Chief Justice Paul Michel of the U.S. Court of Appeals for the Federal Circuit wrote late last week to Shanna Winter, Howard Berman’s staff in charge of patent reform. Michel expressed concerns regarding determining damages in patent infringement cases under the reasonable royalty language of the Patent Act.

Michel references an article by patent litigator William Rooklidge regarding how such damage theories are actually litigated in court. Rooklidge argues that “the proposed legislation would not codify existing law, and in fact would make substantial changes destructive to the patent system.”

Currently, damages in patent cases are governed by section 284, which states in relevant part:

Upon finding for the claimant the court shall award the claimant damages adequate to compensate for the infringement, but in no event less than a reasonable royalty for the use made of the invention by the infringer, together with interest and costs as fixed by the court.

The law addresses calculating such royalty based on The “entire market value rule,” which recognizes that the economic value added to a product or process by a patented feature may be greater than the value of the feature alone.

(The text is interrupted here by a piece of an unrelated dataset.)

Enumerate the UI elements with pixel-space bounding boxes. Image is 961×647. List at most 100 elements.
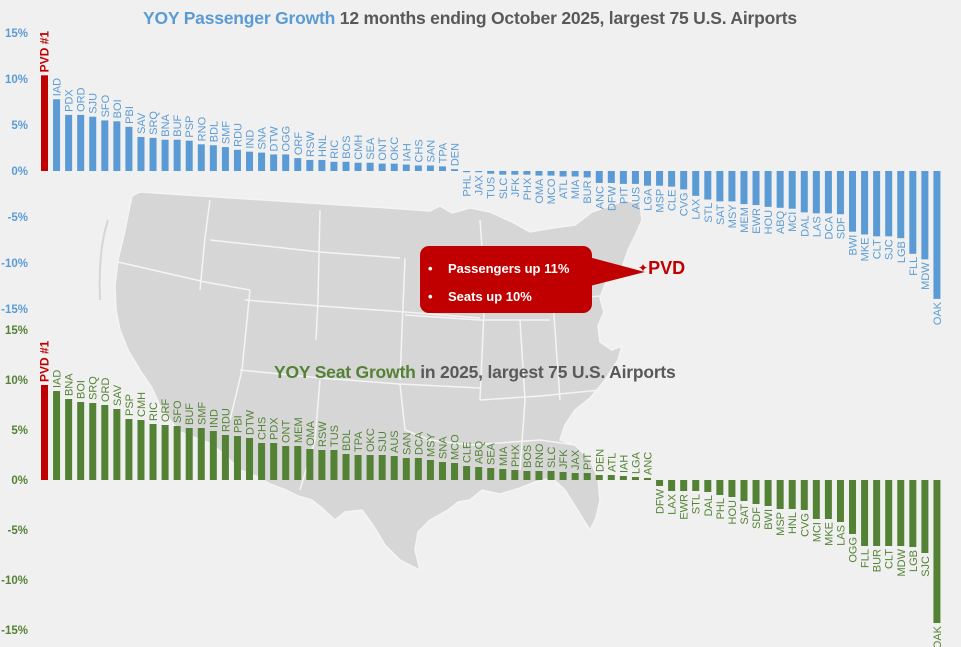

The other method is by “apportionment” such that courts should consider “[t]he portion of the realizable profit that should be credited to the invention as distinguished from non-patented elements, the manufacturing process, business risks, or significant features or improvements added by the infringer” when apportioning damages. But, the burden is on the accused infringer to establish that damages should be apportioned.

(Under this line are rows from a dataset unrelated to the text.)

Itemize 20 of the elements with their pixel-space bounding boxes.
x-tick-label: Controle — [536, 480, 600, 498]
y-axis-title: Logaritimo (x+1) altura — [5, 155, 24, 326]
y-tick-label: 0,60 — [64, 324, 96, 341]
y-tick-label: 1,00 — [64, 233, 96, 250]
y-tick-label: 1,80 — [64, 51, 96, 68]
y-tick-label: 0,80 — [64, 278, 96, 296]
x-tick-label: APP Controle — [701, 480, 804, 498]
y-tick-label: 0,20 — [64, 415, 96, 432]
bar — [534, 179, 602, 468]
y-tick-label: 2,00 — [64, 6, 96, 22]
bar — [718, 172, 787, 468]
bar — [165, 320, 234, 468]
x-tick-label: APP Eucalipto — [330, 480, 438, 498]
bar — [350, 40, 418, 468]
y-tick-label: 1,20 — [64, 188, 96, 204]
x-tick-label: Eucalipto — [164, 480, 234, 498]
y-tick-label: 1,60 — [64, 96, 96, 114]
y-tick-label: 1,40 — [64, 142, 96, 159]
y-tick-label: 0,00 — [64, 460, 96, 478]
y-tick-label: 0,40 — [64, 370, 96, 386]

The Patent Reform Act of 2007 (S. 1145) would add the following provisions to 35 U.S.C. §284:

(2) RELATIONSHIP OF DAMAGES TO CONTRIBUTIONS OVER PRIOR ART. -The court shall conduct an analysis to ensure that a reasonable royalty under paragraph (1) is applied only to that economic value properly attributable to the patent’s specific contribution over the prior art.  …  The court shall exclude from the analysis the economic value properly attributable to the prior art, and other features or improvements, whether or not themselves patented, that contribute economic value to the infringing product or process.

Michel writes:

If the House Judiciary Committee intends to continue the damages law as currently practiced, after decades of refinement in individual court decisions, it need do nothing. This body of law is highly stable and well understood by litigators as well as judges. If, on the other hand, the Congress wishes to radically change the law, I suggest that a far more carefully-crafted and lengthy provision would be required. Like the body of caselaw, such a provision would need to account for many different types of circumstances, which the present provision does not.

In my opinion, plucking limited language out of the long list of factors summarized in the Georgia Pacific case that may be relevant in various cases is unsatisfactory, particularly when cast as a rigid requirement imposed on the court, and required in every case, rather than an assignment of a burden of proof under a clear standard of proof imposed on the party that should bear that particular burden, and that would only arise in a rare case. As I said, under current caselaw, the burden of apportioning the base for reasonable royalties falls on the infringer, while the burden for application of the Entire Market Value Rule falls on the patentee. In most cases, apportionment is not an issue requiring analysis.

Further, as I also attempted to explain, the present bills require a new, kind of macroeconomic analysis that would be extremely costly and time consuming, far more so than current application of the well-settled apportionment law. Resulting additional court delays would be severe, as would additional attorneys’ fees and costs. Many view current delays and costs as intolerable.